See Page Faults for more information.

Can I manually pad documents to prevent moves during updates?

在 3.0.0 版更改.

With the MMAPv1 storage engine, an update can cause a document to move on disk if the document grows in size. To minimize document movements, MongoDB uses padding.

You should not have to pad manually because by default, MongoDB uses Power of 2 Sized Allocations to add padding automatically. The Power of 2 Sized Allocations ensures that MongoDB allocates document space in sizes that are powers of 2, which helps ensure that MongoDB can efficiently reuse free space created by document deletion or relocation as well as reduce the occurrences of reallocations in many cases.

However, if you must pad a document manually, you can add a temporary field to the document and then $unset the field, as in the following example.

警告

Do not manually pad documents in a capped collection. Applying manual padding to a document in a capped collection can break replication. Also, the padding is not preserved if you re-sync the MongoDB instance.
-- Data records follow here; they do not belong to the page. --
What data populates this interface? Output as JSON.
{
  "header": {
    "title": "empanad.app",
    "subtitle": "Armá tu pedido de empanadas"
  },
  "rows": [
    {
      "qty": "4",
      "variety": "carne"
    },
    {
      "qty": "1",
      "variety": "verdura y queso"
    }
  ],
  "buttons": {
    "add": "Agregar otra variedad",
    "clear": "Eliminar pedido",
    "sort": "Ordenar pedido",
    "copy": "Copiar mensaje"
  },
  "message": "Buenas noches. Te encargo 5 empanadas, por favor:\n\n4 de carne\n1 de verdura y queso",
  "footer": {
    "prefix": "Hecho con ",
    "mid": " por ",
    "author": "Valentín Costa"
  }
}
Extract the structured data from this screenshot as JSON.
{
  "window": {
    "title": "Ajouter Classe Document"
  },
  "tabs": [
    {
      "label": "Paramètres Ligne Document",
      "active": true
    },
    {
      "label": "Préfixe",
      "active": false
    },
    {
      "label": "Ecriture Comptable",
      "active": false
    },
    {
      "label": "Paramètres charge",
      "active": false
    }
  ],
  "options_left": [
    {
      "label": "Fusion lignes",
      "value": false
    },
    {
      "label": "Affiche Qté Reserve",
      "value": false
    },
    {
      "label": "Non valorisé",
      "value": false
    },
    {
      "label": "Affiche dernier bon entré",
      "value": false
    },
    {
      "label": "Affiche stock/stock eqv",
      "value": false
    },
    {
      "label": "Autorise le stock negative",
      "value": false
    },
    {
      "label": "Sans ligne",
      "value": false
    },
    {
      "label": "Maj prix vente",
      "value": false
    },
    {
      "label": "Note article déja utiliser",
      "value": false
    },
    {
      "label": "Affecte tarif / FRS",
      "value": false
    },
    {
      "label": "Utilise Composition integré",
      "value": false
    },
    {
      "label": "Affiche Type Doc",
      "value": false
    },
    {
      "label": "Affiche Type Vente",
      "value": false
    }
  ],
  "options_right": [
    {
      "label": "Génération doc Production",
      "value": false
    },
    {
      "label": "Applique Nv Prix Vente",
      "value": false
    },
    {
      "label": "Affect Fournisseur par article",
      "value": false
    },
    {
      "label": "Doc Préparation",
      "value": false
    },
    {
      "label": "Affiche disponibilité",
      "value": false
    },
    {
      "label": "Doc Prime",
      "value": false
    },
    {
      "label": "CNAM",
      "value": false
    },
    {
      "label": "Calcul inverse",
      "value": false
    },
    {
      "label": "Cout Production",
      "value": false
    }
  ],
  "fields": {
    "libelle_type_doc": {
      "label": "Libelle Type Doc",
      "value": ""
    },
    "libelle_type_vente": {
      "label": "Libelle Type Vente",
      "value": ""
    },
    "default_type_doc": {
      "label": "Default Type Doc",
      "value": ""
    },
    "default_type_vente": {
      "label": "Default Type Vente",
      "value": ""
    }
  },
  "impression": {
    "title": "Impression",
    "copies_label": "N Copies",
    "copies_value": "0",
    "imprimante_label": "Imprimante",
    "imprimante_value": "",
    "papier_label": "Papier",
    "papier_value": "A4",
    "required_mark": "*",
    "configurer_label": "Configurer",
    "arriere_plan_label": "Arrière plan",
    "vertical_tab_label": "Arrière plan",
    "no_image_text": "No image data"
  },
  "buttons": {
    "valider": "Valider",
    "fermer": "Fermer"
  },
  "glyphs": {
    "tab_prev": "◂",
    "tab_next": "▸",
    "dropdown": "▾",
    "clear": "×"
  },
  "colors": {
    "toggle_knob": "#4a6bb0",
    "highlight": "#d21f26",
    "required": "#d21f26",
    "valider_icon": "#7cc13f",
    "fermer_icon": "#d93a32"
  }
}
var myTempPadding = [ "aaaaaaaaaaaaaaaaaaaaaaaaaaaaaaaaaaaaaaaaaaaaa",
                      "aaaaaaaaaaaaaaaaaaaaaaaaaaaaaaaaaaaaaaaaaaaaa",
                      "aaaaaaaaaaaaaaaaaaaaaaaaaaaaaaaaaaaaaaaaaaaaa",
                      "aaaaaaaaaaaaaaaaaaaaaaaaaaaaaaaaaaaaaaaaaaaaa"];

db.myCollection.insert( { _id: 5, paddingField: myTempPadding } );

db.myCollection.update( { _id: 5 },
                        { $unset: { paddingField: "" } }
                      )

db.myCollection.update( { _id: 5 },
                        { $set: { realField: "Some text that I might have needed padding for" } }
                      )

Data Storage Diagnostics

通过 db.collection.stats() 方法使用索引命名空间。使用以下命令可以恢复命名空间列表:

db.collection.stats() 命令中查看 indexSizes 的值。

db.orders.stats();

MongoDB also provides the following methods to return specific sizes for the collection:

如果你的服务器中的数据文件在运行中超出磁盘空间,你将会看到类似下面的日志:

db._adminCommand("listDatabases").databases.forEach(function (d) {
   mdb = db.getSiblingDB(d.name);
   printjson(mdb.stats());
})

服务器会一直保持这种状态,锁定所有写入和删除操作。当然,读取还是可以的。如果你想删除一些数据和压缩数据,可以在重启服务器后使用 compact 命令。
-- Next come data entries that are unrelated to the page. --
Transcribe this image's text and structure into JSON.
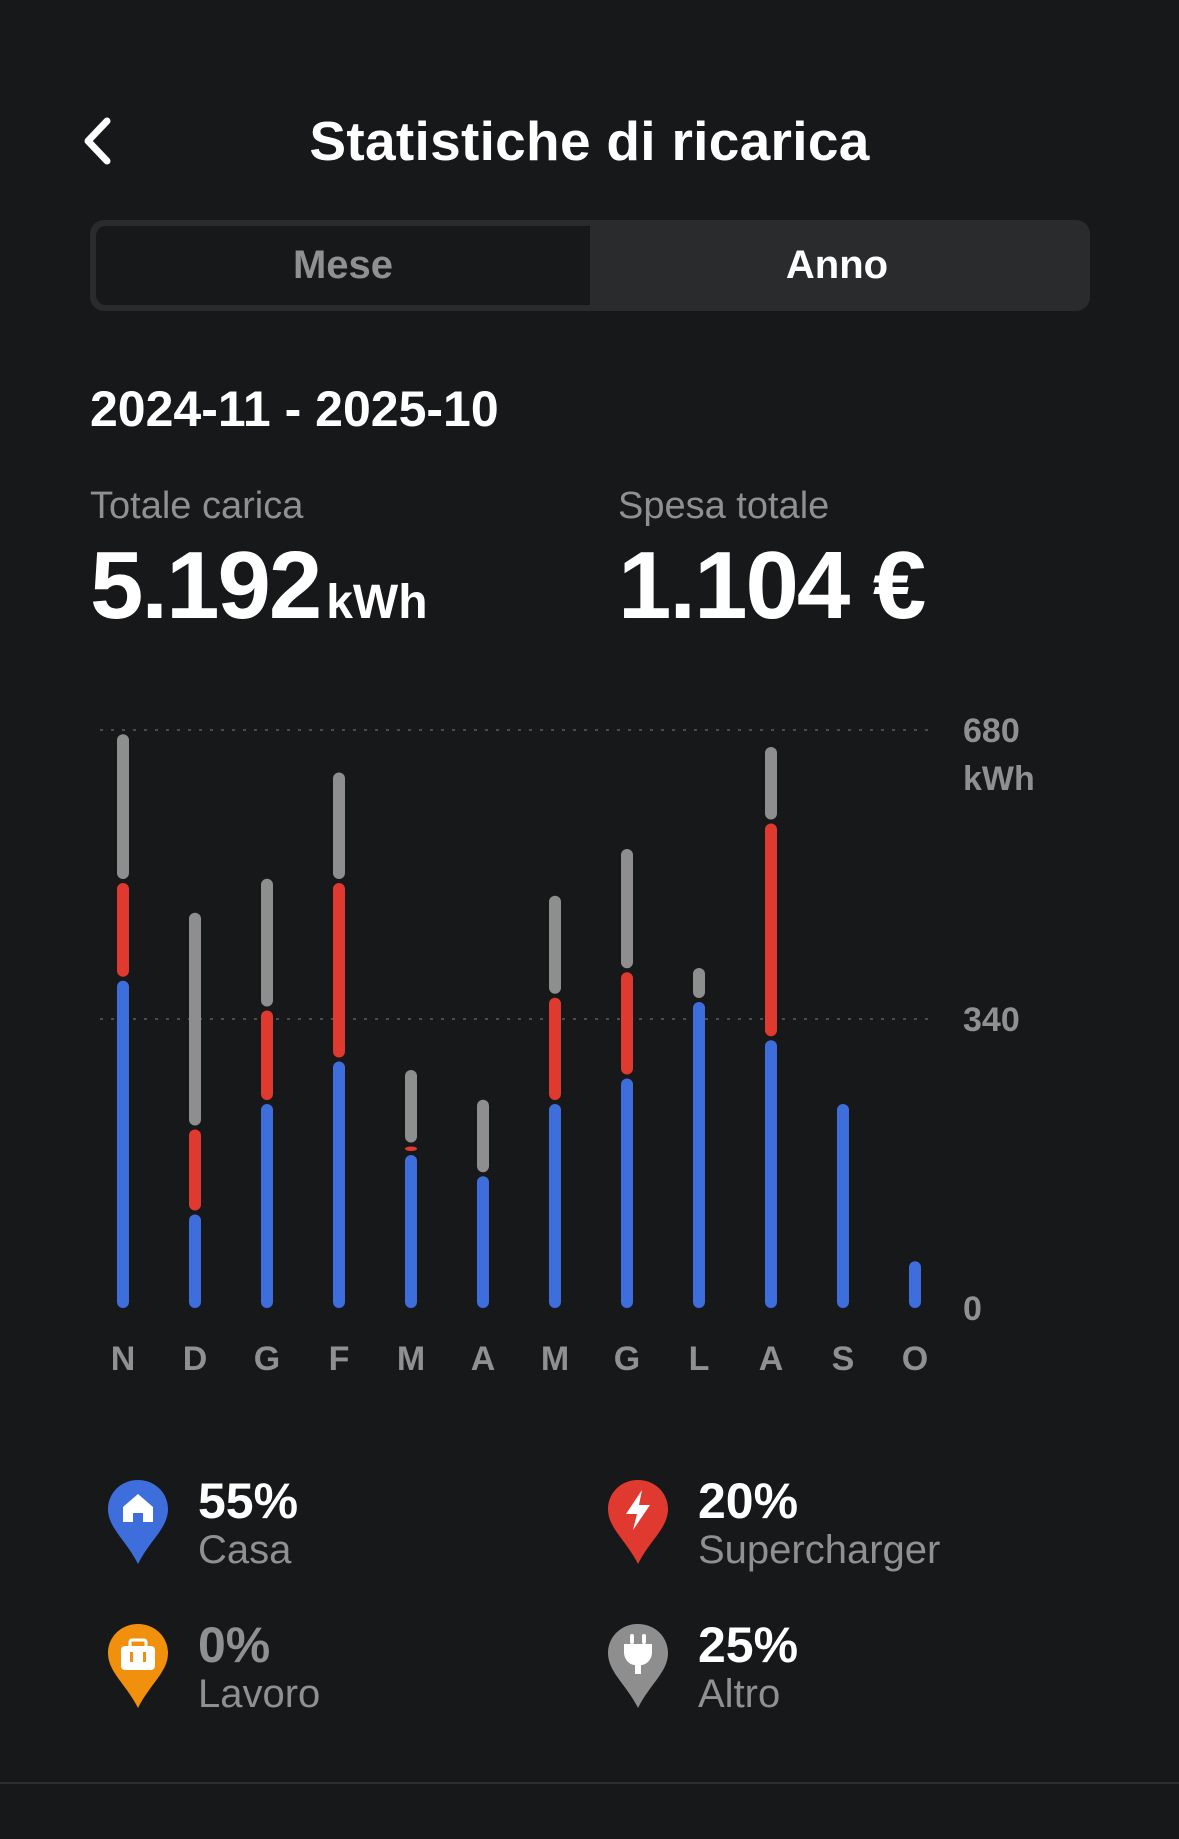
{
  "header": {
    "title": "Statistiche di ricarica"
  },
  "tabs": [
    {
      "label": "Mese",
      "selected": false
    },
    {
      "label": "Anno",
      "selected": true
    }
  ],
  "range": "2024-11 - 2025-10",
  "totals": {
    "charge_label": "Totale carica",
    "charge_value": "5.192",
    "charge_unit": "kWh",
    "spend_label": "Spesa totale",
    "spend_value": "1.104 €"
  },
  "chart_data": {
    "type": "bar",
    "stacked": true,
    "categories": [
      "N",
      "D",
      "G",
      "F",
      "M",
      "A",
      "M",
      "G",
      "L",
      "A",
      "S",
      "O"
    ],
    "series": [
      {
        "name": "Casa",
        "color": "#3e6ddc",
        "values": [
          385,
          110,
          240,
          290,
          180,
          155,
          240,
          270,
          360,
          315,
          240,
          55
        ]
      },
      {
        "name": "Supercharger",
        "color": "#e0392f",
        "values": [
          115,
          100,
          110,
          210,
          10,
          0,
          125,
          125,
          0,
          255,
          0,
          0
        ]
      },
      {
        "name": "Altro",
        "color": "#8e8e8e",
        "values": [
          175,
          255,
          155,
          130,
          90,
          90,
          120,
          145,
          40,
          90,
          0,
          0
        ]
      }
    ],
    "ylim": [
      0,
      680
    ],
    "yticks": [
      "0",
      "340",
      "680"
    ],
    "yunit": "kWh",
    "gridlines": [
      340,
      680
    ]
  },
  "legend": [
    {
      "pct": "55%",
      "name": "Casa",
      "color": "#3e6ddc",
      "icon": "home-icon"
    },
    {
      "pct": "20%",
      "name": "Supercharger",
      "color": "#e0392f",
      "icon": "bolt-icon"
    },
    {
      "pct": "0%",
      "name": "Lavoro",
      "color": "#f0900c",
      "icon": "briefcase-icon"
    },
    {
      "pct": "25%",
      "name": "Altro",
      "color": "#8e8e8e",
      "icon": "plug-icon"
    }
  ]
}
db._adminCommand("listDatabases").databases.forEach(function (d) {
   mdb = db.getSiblingDB(d.name);
   mdb.getCollectionNames().forEach(function(c) {
      s = mdb[c].stats();
      printjson(s);
   })
})

How can I check the size of indexes for a collection?
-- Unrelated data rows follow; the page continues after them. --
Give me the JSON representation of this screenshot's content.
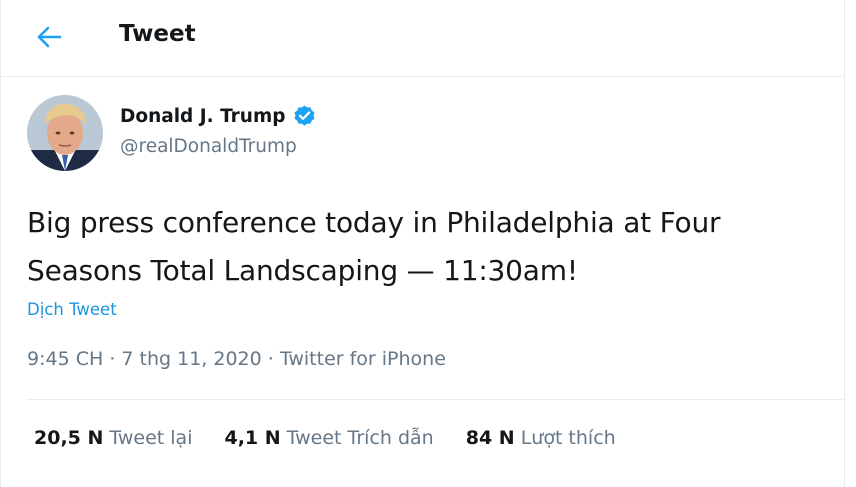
{
  "header": {
    "title": "Tweet",
    "back_icon": "arrow-left-icon"
  },
  "colors": {
    "accent": "#1da1f2",
    "link": "#1b95e0",
    "text": "#14171a",
    "muted": "#657786",
    "border": "#e6ecf0"
  },
  "author": {
    "name": "Donald J. Trump",
    "handle": "@realDonaldTrump",
    "verified_icon": "verified-badge-icon"
  },
  "tweet": {
    "text": "Big press conference today in Philadelphia at Four Seasons Total Landscaping — 11:30am!",
    "translate_label": "Dịch Tweet",
    "time": "9:45 CH",
    "date": "7 thg 11, 2020",
    "source": "Twitter for iPhone",
    "separator": "·"
  },
  "stats": [
    {
      "count": "20,5 N",
      "label": "Tweet lại"
    },
    {
      "count": "4,1 N",
      "label": "Tweet Trích dẫn"
    },
    {
      "count": "84 N",
      "label": "Lượt thích"
    }
  ]
}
To view the size of the data allocated for an index, use the db.collection.stats() method and check the indexSizes field in the returned document.

如果journal文件在你的服务运行过程中超出磁盘空间,服务进程将会结束。 mongod 默认在:setting:~storage.dbPath 目录中创建journal文件。你可以使用资源管理器或symlink将其移动到其它磁盘。

The db.stats() method in the mongo shell returns the current state of the “active” database. For the description of the returned fields, see dbStats Output.